The women students had their college books taken away from them, but when a reporter from Time Magazine said that would make an interesting article, their books were suddenly returned to them by their jailers. After two weeks in jail Lydia Douglas was released.

When the students returned to college, the college president had asked the professors to make it possible for them to catch up on their studies. Getting their books back while in jail helped that happen.

After Ms. Douglas and others returned to college, there was a call out to Blacks in the community and others who wanted to participate to send their Rich’s charge card to Jesse Hill and boycott the store. Hill would hold the cards until Rich’s desegregated their lunch counters and the Magnolia Room. “It was the straw that broke the camel’s back,” says Douglas. This took place right before Christmas and Rich’s began to desegregate their restaurants and also to hire Black employees.

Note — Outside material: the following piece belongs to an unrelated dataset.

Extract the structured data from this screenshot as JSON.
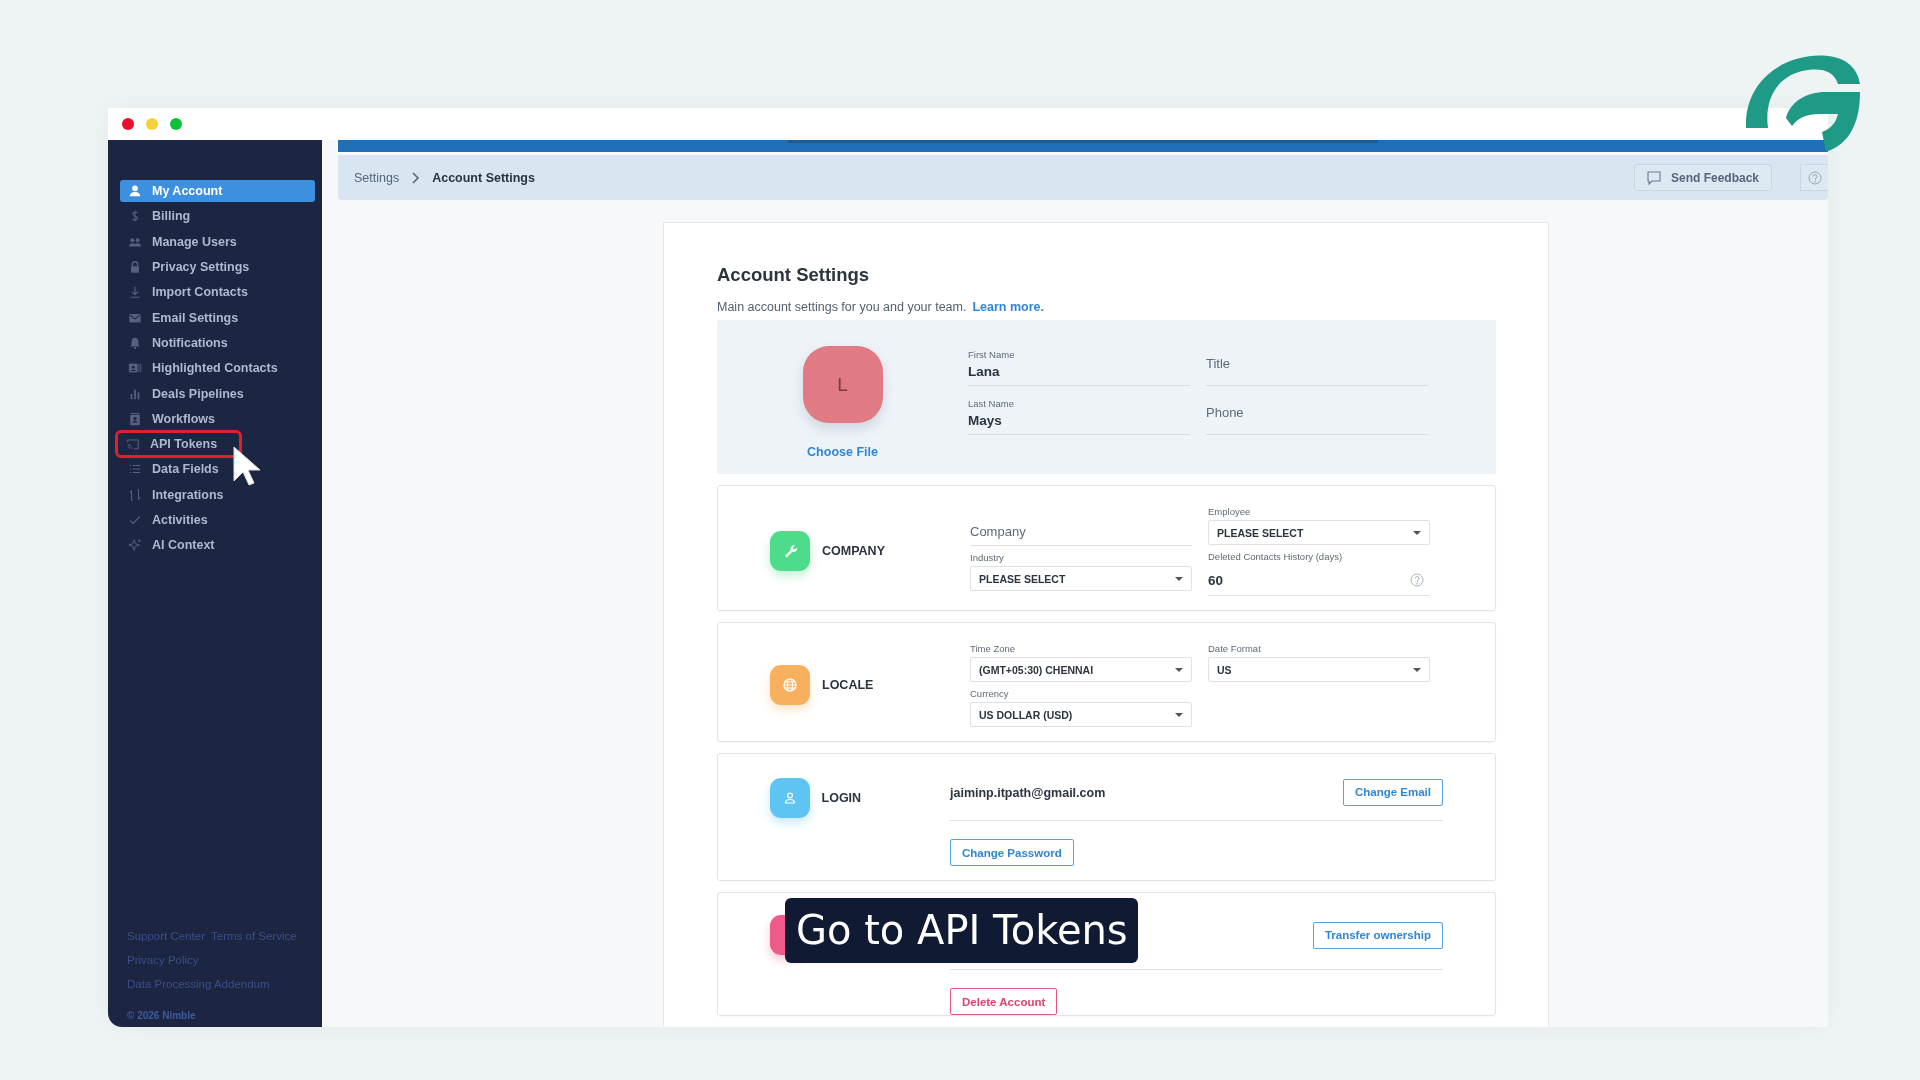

Then, “we put on our gloves and dressed as nicely as we could dress and we went and had tea at the Magnolia Room.” There were no incidents, but some people they encountered made hostile remarks.

Woolworth’s stores desegregated in 1960. Rich’s stores were desegregated in 1961.

I am able to share this history thanks to the interview of Lydia T. Douglas, held in the archives of the Atlanta History Center, as part of the Voices Across the Color Line series. The entire 2006 interview is available at atlantahistorycenter.com and on YouTube.